[99] Par cet exemple, on voit que dans partir, sortir, on ne prononçait pas le r, de même que nous ne le faisons pas sentir dans aimer, céder non suivis d’une voyelle.
[100] La préface du premier Dictionnaire de l’Académie, en 1694, a été écrite par Regnier des Marais, et l’epître dédicatoire au Roi, par Perrault. On croit que les observations sur cette dédicace publiées par d’Olivet, à la fin de ses Remarques sur les tragédies de Racine (Paris, Gandouin, 1738, in-12), sont dues à Racine et à Regnier des Marais.
Dans cette préface comme dans les autres citations, j’ai suivi scrupuleusement l’orthographe même des textes. Quant à la ponctuation qui, n’étant soumise à aucune règle fixe, nuit parfois à l’intelligence du sens, j’ai dû la rétablir d’après l’usage des bonnes imprimeries. Le grand nombre des majuscules, employées souvent d’une façon arbitraire, est modifié selon habitudes actuelles.
On doit cependant signaler dans cette préface l’emploi du (;) suivi d’une majuscule qui remplit la fonction d’une ponctuation intermédiaire entre le point-virgule (;) et le point. (Les deux points (:) remplissent une autre fonction.) Il est regrettable qu’on ait abandonné un secours utile quelquefois et qui, du reste, avait un précédent, ainsi qu’on en peut juger par les textes grecs de ma Bibliothèque des auteurs grecs.
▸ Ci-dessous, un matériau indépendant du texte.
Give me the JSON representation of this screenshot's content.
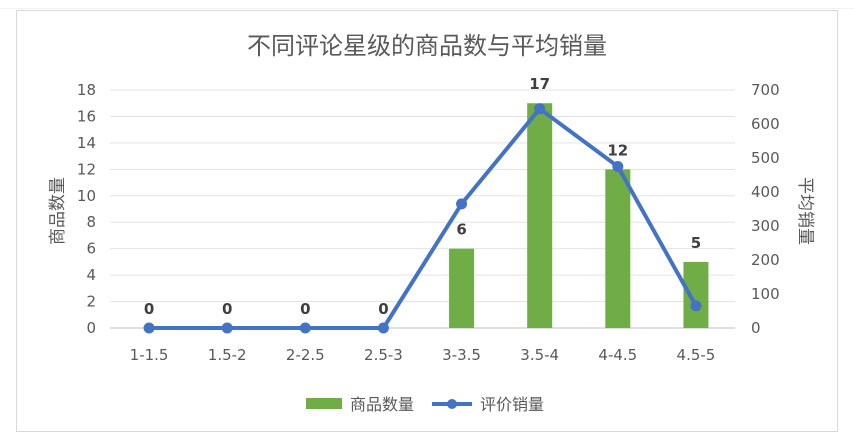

Cette ponctuation intermédiaire s’y trouve remplacée par l’emploi de la minuscule simple après le point, pour indiquer une suspension moins forte que lorsque le point est suivi de la majuscule.
La comparaison de notre orthographe académique, d’après la dernière édition du Dictionnaire de 1835, avec celle du Dictionnaire de 1694, prête une grande force aux instances de ceux qui veulent améliorer l’état de choses actuel.
2o Cahiers de remarques rédigés pour le Dictionnaire de 1694.
Dans les Cahiers dressés par l’Académie pour éclairer la discussion des mots du Dictionnaire de 1694, se trouvent des règles de détermination orthographique qu’elle n’a formulées nulle part ailleurs. Ces Cahiers étaient tirés strictement à quarante exemplaires au nom de chacun des membres. Il en existe deux éditions[101]. C’est sur l’exemplaire de Racine de la première édition, conservé à la Bibliothèque impériale, que j’ai transcrit ce qui suit. On y voit établie la règle du doublement de la consonne avec ses nombreuses exceptions, celle de la composition de nos mots avec les prépositions latines. La loi de la configuration étymologique paraît déjà subir de notables restrictions, faites au nom de l’usage. Voici l’analyse de quelques-unes des principales remarques:
[101] M. Ch. Marty-Laveaux a réédité en 1863, chez le libraire J. Gay, à trois cents exemplaires, ces deux éditions en les faisant précéder d’une intéressante introduction.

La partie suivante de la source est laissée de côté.